Por Diego Starling
Certa vez, o geógrafo e escritor político francês André Siegfried (1875-1959) relatou o espanto de um negociante da Filadélfia ao perceber que, no Brasil, para se conquistar um freguês, era necessário fazer dele um amigo. Embora a observação tenha sido feita ainda no século passado, pouca coisa mudou em relação ao modo de fazer negócio dos brasileiros. A pesquisa mais recente e de maior projeção sobre o tema, realizada ainda em 2012 pelo LinkedIn com pessoas do mundo inteiro, apontou que o brasileiro é o profissional que mais teme a negociação – entre os brasileiros entrevistados, 21% revelaram ter medo de negociar, enquanto a média global girava em torno de 6%.
Inúmeras razões podem tentar explicar o resultado negativo do Brasil no estudo da rede social americana. O próprio levantamento lista algumas delas, como medo, ansiedade, confiança e empolgação. Contudo, elencar apenas quatro possíveis motivos é limitar a característica de um povo tão abundante e diversificado como o brasileiro.
Outra pesquisa, dessa vez realizada pela Pactive Consultoria, de Curitiba, em 2016, reduziu o escopo de entrevistados – foram consultadas somente pessoas nascidas e criadas no Brasil – e acrescentou novos motivos para esse temor em negociar. A análise ainda levou em consideração aspectos como aversão a conflitos, falta de material apropriado, falta de preparo e vergonha em defender os próprios interesses.
Curiosamente, o tópico que gerou maior identificação com os entrevistados foi justamente a aversão a conflitos.

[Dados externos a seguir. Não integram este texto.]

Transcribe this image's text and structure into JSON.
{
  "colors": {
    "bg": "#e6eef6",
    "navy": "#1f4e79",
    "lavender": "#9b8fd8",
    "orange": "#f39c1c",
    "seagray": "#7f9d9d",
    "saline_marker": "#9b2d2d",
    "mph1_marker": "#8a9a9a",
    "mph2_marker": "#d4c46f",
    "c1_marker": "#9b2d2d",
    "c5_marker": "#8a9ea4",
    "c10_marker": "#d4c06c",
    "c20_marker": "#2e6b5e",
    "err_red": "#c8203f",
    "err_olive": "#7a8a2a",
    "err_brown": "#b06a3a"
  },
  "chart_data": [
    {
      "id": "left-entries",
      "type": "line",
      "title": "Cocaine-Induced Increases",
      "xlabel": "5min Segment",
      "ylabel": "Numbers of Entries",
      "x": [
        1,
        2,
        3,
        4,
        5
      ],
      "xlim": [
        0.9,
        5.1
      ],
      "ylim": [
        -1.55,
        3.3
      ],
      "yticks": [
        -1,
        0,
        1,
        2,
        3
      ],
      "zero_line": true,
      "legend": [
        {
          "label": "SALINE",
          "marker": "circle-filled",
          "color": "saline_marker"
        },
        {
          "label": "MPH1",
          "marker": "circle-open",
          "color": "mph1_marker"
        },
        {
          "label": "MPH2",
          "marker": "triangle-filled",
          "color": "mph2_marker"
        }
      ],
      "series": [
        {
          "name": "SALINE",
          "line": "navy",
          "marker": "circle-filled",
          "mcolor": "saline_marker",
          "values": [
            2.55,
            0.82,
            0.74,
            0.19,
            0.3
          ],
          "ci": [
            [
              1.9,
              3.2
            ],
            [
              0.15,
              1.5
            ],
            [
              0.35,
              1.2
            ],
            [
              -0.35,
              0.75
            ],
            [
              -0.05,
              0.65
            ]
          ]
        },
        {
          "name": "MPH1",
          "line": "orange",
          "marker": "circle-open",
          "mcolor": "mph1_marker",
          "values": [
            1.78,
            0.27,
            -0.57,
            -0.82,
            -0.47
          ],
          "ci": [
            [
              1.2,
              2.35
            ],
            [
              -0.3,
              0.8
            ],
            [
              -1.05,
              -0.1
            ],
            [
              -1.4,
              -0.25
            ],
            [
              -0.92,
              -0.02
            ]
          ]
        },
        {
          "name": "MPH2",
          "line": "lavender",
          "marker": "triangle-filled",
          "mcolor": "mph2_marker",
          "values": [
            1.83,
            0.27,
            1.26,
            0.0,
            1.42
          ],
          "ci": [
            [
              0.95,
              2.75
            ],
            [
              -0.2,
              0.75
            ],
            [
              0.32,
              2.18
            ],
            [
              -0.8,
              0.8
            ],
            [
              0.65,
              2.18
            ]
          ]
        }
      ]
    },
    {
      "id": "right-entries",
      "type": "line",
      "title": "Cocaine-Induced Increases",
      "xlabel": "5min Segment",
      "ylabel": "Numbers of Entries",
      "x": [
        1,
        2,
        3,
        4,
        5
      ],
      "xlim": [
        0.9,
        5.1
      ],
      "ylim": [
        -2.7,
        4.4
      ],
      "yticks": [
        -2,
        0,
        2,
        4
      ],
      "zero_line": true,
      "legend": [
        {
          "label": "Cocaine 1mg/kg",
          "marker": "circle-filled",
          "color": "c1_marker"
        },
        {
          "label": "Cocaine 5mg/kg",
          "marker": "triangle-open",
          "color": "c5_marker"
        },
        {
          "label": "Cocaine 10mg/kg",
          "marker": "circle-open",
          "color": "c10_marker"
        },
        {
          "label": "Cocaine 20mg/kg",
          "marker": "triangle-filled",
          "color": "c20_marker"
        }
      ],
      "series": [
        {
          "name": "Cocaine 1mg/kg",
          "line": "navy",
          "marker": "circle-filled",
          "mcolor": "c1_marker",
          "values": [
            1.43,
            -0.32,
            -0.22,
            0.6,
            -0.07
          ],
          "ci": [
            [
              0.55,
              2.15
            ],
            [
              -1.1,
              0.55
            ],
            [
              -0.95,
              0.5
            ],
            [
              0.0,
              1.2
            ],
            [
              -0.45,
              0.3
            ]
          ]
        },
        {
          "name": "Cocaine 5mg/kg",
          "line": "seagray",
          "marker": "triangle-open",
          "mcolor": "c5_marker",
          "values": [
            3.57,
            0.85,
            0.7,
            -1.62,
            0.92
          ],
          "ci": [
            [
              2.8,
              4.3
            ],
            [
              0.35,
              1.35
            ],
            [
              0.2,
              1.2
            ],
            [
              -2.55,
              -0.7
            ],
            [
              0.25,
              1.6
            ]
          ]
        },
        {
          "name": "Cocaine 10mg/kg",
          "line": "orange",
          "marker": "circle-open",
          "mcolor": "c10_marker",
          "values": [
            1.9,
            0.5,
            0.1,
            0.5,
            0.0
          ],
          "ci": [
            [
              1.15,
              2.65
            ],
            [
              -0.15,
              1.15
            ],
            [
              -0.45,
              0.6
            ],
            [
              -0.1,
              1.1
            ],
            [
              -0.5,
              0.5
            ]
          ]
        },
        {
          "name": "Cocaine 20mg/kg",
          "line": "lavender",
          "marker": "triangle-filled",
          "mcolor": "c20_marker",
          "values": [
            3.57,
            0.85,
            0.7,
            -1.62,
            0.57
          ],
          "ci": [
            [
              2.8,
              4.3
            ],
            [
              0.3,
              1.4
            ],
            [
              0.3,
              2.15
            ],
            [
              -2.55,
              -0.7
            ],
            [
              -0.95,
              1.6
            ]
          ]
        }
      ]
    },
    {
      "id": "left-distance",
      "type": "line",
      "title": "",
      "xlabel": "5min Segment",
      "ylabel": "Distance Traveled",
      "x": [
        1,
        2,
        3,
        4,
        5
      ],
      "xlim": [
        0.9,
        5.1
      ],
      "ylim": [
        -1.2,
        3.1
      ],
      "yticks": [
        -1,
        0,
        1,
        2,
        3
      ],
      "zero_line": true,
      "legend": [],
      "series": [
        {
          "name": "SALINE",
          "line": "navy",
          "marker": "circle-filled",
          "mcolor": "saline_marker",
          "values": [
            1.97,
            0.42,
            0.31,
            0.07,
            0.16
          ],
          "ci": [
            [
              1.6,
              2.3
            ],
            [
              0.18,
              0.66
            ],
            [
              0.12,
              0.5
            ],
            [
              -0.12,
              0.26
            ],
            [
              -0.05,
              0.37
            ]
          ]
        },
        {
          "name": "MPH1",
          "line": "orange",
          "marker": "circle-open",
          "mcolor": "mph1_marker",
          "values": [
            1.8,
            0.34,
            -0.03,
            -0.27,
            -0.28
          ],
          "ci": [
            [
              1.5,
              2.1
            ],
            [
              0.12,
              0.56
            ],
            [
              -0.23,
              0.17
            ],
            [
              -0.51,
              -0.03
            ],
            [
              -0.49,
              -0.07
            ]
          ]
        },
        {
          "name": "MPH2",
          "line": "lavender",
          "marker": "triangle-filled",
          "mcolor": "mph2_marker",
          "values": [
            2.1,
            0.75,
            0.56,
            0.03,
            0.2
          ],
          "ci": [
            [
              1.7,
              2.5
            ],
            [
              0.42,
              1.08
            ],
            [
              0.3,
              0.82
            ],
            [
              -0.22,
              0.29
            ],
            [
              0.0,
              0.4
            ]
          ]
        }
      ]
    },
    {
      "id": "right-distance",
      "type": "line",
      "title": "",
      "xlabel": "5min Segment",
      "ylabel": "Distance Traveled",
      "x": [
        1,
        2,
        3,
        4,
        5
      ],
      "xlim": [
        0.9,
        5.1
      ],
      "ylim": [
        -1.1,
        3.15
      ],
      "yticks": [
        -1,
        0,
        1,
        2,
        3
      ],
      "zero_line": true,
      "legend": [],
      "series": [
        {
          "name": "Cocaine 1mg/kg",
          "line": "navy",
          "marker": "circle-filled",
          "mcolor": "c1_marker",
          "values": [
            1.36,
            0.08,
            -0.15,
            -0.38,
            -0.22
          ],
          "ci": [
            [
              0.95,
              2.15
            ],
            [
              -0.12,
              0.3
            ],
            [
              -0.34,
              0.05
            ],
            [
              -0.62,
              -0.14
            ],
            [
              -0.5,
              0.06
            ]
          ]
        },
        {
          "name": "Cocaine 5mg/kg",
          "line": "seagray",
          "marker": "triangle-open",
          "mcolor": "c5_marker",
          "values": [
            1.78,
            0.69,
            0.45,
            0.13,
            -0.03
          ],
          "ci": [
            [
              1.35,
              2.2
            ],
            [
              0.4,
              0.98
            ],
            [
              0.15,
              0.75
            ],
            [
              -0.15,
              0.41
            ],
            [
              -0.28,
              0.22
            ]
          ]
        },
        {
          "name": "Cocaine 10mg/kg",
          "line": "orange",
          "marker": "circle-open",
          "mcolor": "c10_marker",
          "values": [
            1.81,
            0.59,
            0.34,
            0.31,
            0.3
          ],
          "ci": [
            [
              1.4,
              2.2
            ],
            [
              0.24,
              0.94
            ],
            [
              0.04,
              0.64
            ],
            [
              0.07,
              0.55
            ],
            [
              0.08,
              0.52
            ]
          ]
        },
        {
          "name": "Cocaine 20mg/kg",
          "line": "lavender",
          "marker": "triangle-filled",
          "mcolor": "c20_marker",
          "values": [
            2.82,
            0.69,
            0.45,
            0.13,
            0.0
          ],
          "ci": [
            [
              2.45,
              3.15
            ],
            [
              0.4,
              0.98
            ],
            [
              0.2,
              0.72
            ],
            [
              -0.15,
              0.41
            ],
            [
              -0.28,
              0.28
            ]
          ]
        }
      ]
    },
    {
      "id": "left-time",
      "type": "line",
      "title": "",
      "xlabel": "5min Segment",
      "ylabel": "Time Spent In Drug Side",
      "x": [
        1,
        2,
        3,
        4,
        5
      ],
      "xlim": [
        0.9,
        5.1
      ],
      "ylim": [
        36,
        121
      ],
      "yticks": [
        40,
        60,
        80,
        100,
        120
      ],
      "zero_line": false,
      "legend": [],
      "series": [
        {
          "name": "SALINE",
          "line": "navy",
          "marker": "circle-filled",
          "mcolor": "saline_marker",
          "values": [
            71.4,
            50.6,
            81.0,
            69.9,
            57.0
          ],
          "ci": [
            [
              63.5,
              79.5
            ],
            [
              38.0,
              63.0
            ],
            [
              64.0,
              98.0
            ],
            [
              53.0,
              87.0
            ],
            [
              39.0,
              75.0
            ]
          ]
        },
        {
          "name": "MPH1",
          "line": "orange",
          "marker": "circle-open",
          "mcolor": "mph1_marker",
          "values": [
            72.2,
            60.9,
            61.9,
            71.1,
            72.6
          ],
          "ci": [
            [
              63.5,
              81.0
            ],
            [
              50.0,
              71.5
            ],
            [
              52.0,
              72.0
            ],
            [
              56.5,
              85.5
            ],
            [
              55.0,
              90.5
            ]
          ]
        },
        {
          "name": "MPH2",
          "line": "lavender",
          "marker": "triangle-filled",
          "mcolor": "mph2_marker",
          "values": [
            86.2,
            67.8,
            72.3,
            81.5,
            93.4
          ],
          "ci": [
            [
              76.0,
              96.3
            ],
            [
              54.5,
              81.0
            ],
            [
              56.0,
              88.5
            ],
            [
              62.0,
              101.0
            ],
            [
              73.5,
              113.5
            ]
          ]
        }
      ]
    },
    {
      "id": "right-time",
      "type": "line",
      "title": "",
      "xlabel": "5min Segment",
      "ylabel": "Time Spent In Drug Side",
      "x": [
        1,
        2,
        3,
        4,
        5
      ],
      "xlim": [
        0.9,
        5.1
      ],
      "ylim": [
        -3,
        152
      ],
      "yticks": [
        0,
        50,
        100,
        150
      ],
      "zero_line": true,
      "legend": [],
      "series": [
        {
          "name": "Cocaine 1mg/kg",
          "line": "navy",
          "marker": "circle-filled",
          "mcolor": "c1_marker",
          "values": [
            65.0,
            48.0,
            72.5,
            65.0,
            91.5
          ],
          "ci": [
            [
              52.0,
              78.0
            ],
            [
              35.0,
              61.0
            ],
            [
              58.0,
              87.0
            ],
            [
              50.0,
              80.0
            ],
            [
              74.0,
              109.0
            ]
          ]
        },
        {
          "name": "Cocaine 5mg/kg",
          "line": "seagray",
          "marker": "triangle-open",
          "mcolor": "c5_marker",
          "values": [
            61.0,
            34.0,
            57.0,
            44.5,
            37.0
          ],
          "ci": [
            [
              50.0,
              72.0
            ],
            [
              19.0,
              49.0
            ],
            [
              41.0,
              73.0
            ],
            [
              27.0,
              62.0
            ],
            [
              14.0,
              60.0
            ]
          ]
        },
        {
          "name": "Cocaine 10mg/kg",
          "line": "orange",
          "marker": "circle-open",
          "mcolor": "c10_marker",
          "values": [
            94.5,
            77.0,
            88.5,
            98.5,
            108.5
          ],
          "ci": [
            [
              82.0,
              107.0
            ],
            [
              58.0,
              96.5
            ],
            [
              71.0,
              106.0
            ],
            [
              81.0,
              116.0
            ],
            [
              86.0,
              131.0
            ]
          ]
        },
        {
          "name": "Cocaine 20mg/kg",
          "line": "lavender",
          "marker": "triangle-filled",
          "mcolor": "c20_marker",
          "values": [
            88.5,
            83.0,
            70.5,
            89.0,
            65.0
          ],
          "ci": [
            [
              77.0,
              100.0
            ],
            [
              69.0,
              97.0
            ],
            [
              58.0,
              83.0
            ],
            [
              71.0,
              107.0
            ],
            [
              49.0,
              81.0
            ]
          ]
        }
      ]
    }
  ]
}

Quase metade (45,3%) dos participantes justificaram que temem a negociação pelas implicações negativas que um potencial conflito venha a ter.
Diante de todas essas informações, chega a ser impossível não lembrar de Sérgio Buarque de Holanda com sua teoria do “homem cordial”, na qual sugere que o caráter do brasileiro foi moldado com base em atributos como a amabilidade no trato, a hospitalidade e a generosidade. Entretanto, afirma o sociólogo, as pessoas daqui não suportam o peso da individualidade, precisando “viver nos outros”.
Desse modo, a negociação se tornou um paradoxo no Brasil: o indivíduo, que negocia em todos os ambientes sociais e a todo momento, nega estar negociando e ainda acrescenta que não o faz a fim de manter a política da “boa vizinhança”.
Ao observar esse tipo de comportamento ainda no século XIX, o naturalista norte-americano Herbert Smith escreveu que os brasileiros estão “expiando os erros dos seus pais, tanto quanto os próprios erros. A sociedade foi mal formada nessa terra, desde as suas raízes”. Cerca de duzentos anos depois, é triste constatar que continuamos expiando os erros de nossos pais.
Contudo, a única maneira de modificar isso é seguindo a sugestão do próprio Smith, que recomenda uma “revolução”, que nada mais seria do que a mudança – no caso do Brasil, um amadurecimento – do pensamento geral.
Isso feito, é possível projetar que daqui a alguns anos, outras gerações de brasileiros ficarão espantadas, assim como o negociante da Filadélfia citado por Siegfried, ao saberem que no Brasil de seus antepassados, para se conquistar um freguês, era necessário fazer dele um amigo.